What would happen if you broke off a big chunk of ice from a glacier and put it in your glass of water? Would it be any different from the ice in your freezer at home? What would happen to all those air bubbles that have been trapped under pressure?

  • If your chunk of glacial ice melted in your glass of water, you would have dirt, gravel, and even organic matter [living stuff] in your water.
  • All those pressurized air bubbles would rush out so fast that they might explode your glass!

Why is Glacier Ice Blue?

Vocabulary Words
absorb
reflect
spectrum
organic matter

Review Questions
(some of the answers may come from the vocabulary list)
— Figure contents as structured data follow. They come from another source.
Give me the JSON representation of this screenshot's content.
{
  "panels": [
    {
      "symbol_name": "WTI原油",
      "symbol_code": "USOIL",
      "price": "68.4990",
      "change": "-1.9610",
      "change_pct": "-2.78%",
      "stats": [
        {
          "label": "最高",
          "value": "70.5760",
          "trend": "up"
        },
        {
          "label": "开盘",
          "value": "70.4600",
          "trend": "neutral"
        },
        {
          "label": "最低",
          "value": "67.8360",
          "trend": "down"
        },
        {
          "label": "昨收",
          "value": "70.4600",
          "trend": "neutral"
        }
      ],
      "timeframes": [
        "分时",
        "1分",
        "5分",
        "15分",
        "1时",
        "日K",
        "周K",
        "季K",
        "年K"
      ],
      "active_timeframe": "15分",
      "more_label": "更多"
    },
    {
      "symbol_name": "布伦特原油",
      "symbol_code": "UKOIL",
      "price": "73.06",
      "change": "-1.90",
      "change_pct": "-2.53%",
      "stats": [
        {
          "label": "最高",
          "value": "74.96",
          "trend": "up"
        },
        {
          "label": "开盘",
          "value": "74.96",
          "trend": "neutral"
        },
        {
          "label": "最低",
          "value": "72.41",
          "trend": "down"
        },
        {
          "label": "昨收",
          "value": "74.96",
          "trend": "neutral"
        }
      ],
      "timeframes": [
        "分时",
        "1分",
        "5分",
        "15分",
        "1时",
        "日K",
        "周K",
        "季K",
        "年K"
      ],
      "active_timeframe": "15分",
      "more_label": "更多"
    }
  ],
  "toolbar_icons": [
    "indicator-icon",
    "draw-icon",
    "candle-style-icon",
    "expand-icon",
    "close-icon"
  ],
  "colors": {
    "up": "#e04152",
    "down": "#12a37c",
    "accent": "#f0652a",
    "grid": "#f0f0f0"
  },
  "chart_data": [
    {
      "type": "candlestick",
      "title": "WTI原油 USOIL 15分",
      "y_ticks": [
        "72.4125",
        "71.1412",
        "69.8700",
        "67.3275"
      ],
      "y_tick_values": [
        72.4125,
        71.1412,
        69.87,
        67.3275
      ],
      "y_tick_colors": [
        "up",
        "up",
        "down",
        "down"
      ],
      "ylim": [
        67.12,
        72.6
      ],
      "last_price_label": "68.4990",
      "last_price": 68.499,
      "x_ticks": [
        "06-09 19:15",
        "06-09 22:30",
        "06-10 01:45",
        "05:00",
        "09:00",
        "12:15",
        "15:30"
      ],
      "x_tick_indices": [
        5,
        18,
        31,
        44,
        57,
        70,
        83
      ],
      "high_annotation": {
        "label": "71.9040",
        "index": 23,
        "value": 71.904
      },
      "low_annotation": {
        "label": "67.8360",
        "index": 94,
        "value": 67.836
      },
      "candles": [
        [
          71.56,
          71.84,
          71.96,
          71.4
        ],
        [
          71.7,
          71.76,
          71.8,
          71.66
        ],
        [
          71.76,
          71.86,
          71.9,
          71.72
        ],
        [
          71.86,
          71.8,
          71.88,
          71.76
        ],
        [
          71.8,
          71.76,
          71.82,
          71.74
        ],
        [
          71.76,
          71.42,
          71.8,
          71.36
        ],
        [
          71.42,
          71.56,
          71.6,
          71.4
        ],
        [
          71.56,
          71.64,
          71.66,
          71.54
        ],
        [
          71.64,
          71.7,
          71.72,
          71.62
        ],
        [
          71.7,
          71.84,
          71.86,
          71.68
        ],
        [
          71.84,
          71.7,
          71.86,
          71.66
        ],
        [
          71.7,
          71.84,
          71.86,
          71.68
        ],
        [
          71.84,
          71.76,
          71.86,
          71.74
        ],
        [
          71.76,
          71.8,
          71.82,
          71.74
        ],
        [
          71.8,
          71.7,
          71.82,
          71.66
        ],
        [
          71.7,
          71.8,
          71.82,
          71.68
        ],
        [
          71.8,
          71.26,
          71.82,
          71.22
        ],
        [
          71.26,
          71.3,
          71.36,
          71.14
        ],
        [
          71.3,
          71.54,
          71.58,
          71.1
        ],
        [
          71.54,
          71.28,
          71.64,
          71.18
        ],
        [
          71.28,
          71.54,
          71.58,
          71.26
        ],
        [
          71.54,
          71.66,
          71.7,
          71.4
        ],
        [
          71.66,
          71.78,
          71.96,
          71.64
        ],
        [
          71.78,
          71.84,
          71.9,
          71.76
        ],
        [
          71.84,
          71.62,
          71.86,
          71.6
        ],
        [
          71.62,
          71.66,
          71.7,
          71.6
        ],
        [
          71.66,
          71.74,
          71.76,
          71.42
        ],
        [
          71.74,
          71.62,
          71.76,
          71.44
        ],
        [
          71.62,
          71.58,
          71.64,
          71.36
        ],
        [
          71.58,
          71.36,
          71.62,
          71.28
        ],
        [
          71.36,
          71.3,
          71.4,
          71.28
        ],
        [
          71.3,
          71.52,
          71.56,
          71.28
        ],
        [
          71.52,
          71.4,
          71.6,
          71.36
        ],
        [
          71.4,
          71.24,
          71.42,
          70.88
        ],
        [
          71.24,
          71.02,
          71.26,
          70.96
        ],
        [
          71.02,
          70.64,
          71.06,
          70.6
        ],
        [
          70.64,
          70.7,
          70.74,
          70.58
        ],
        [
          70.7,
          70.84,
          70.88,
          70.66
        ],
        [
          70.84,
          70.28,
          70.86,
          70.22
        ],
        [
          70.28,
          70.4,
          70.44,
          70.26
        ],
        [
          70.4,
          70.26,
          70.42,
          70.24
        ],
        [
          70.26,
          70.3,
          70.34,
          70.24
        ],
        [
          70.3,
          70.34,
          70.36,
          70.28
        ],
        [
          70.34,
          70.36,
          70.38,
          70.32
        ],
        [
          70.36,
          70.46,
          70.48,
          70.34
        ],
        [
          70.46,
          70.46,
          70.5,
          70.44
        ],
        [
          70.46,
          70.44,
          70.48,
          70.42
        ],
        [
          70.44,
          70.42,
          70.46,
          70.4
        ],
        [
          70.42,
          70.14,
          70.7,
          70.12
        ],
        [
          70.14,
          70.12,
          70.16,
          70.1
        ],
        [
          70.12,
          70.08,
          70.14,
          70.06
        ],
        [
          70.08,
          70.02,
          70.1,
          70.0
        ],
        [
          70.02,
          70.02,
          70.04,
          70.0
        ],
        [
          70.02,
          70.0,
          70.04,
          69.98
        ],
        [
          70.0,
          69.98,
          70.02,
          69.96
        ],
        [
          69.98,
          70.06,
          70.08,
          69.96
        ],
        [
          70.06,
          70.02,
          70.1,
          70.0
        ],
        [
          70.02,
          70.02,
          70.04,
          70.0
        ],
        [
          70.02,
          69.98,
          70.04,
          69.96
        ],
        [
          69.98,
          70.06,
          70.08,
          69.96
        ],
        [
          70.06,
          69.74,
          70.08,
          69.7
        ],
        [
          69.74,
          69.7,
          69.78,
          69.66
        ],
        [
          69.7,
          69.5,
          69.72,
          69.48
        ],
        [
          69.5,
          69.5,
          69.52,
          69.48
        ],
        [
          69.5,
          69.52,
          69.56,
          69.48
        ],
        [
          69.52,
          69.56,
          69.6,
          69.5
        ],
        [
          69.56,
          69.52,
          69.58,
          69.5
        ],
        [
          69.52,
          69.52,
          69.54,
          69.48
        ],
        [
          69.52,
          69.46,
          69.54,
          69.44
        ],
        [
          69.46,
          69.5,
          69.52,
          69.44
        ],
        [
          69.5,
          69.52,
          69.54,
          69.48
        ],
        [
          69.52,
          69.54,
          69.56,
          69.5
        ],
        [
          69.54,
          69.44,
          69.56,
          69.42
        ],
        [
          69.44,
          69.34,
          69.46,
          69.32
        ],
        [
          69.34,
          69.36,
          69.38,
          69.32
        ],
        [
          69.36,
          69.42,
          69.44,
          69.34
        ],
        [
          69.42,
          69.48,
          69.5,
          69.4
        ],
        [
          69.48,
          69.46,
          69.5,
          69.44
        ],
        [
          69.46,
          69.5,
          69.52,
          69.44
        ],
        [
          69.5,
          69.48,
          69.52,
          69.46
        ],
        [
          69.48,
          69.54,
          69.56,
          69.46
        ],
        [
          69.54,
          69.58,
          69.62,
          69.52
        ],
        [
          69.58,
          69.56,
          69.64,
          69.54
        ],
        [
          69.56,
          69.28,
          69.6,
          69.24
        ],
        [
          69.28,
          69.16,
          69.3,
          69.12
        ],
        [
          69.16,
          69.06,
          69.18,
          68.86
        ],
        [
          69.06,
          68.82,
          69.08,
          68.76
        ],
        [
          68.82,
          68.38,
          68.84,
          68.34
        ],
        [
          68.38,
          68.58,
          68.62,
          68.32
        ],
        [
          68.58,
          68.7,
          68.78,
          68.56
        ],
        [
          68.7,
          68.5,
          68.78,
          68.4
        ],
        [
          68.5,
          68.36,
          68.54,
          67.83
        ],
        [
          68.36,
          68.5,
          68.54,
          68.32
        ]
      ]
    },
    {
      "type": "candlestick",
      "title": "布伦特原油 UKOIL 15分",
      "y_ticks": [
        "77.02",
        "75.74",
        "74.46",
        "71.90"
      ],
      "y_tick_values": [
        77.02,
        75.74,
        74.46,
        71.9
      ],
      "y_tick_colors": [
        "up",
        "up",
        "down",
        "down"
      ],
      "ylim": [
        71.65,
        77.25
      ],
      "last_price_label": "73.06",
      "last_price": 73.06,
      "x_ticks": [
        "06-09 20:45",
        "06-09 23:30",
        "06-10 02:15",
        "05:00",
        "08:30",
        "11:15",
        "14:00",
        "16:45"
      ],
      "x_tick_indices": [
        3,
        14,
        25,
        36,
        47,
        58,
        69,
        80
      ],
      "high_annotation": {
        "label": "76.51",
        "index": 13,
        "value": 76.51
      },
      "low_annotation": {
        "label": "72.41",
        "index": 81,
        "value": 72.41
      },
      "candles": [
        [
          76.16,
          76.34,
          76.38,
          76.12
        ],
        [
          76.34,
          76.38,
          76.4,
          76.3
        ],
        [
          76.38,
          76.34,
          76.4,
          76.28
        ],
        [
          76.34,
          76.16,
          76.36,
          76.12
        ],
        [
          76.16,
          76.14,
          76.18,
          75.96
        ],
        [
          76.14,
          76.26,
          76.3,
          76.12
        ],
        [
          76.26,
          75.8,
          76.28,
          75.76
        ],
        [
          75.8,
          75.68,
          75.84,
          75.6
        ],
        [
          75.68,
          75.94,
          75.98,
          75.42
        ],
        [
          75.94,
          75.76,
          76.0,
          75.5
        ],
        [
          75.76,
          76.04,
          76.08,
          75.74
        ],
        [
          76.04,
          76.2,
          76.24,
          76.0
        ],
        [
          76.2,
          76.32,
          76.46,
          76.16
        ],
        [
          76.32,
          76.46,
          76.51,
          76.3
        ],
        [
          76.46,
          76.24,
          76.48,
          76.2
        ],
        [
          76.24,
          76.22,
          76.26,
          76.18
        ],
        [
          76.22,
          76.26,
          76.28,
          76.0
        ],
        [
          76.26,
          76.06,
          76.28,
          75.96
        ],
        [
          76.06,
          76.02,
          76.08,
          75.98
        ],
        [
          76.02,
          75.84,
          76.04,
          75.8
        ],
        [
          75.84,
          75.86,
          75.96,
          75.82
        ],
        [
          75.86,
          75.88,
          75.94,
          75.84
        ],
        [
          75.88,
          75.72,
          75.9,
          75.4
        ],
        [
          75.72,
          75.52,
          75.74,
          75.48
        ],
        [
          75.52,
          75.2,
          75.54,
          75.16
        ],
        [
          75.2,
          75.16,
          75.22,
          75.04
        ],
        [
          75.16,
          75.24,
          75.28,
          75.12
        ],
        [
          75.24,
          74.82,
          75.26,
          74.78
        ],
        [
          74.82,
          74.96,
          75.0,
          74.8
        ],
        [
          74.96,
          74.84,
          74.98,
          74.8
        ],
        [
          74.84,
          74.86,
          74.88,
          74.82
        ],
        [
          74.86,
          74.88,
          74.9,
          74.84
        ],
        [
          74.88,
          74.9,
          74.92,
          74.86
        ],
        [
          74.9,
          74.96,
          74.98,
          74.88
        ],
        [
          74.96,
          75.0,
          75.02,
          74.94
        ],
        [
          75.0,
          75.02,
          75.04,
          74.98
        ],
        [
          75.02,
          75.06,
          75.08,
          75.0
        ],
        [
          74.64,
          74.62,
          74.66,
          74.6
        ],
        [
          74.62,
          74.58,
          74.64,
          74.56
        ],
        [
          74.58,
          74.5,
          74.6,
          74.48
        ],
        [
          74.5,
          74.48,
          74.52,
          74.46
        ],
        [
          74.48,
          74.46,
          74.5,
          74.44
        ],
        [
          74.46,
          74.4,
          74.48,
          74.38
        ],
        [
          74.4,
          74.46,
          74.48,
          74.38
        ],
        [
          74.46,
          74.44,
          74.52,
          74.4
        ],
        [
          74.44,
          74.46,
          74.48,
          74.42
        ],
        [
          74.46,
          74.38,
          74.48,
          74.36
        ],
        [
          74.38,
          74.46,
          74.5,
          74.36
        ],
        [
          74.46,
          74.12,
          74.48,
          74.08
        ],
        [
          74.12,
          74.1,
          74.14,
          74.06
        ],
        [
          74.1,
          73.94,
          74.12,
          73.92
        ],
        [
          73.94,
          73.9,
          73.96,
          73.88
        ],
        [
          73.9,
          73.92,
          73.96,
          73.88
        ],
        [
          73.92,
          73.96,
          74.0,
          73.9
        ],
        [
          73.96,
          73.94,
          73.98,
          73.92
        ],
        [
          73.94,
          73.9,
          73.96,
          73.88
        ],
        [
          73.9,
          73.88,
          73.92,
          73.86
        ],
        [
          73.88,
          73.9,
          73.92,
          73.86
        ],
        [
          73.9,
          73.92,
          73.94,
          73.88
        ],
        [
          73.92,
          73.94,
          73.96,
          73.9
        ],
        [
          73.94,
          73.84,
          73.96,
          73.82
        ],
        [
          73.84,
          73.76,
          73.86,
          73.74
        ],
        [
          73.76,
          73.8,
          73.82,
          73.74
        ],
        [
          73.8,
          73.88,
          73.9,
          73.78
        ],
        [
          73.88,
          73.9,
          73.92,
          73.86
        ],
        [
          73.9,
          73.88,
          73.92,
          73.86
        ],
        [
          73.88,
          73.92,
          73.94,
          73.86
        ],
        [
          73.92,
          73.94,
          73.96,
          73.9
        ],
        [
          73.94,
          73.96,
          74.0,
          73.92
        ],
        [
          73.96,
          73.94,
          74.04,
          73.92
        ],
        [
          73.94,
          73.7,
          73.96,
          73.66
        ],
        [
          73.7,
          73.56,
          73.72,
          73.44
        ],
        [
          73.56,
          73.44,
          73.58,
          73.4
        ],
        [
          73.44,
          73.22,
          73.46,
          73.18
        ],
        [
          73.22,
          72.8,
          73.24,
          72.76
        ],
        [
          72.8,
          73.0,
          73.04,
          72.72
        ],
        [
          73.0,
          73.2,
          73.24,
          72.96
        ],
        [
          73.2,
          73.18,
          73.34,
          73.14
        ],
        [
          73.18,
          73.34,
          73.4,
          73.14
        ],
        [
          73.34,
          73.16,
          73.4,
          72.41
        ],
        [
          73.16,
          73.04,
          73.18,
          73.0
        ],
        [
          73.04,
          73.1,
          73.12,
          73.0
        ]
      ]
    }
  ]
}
  1. Glacier ice is so blue because the dense ice of a glacier absorbs/reflects (circle one) every other color of the spectrum except blue/yellow (circle one).
  2. Glacial ice is different than regular ice. True or False?
  3. Are there rocks in glacial ice? Why or Why not?
  4. What could happen to your glass of water if you dumped glacial ice in it?
  5. What is the stuff called that is either alive now or was alive in the past (it may be trapped in glacier ice)?
  6. True or False: Glacial ice is just like the water in your freezer.
  7. What would be in your glass of water if the glacial ice melted?
  8. Glaciers are just frozen compacted snow. True or False?
  9. The ice on a glacier has been there for a long time and has been compacted down. True or False?
  10. Brain Challenge!
  11. If all the glaciers in the world melted, what would happen? (Use your imagination!)

Exercise: Blue Ice
1. Glacier ice is blue because:

  1. Its structure strongly scatters or reflects blue light
  2. It is lonely
  3. It absorbs every other color in the spectrum except blue
  4. Yellow and green make blue

2. Think about it:
How is glacier ice different from the ice in your freezer?

Project: Bubbles in an Ice Cube

Glacier ice is highly pressurized. Bubbles in glacier ice get squeezed and pushed around. Sometimes you can see round bubbles that have been squeezed into long rods or flat plains. Coarse-bubbly ice looks whiter than most other ice because it is filled with small bubbles. This kind is usually found near ablation areas of a glacier. Coarse-clear ice is free of bubbles and is the bluest ice of all. This kind is usually found near the margins and terminus of a glacier.

Look at ice cubes formed in your freezer. These ice cubes first froze on their outsides and trapped air bubbles toward the center. As a result, the exterior is bubble-free while the interior has bubbles. Bubbles between the outside and the inside of the cube are probably longer and more extended. Can you see the differences?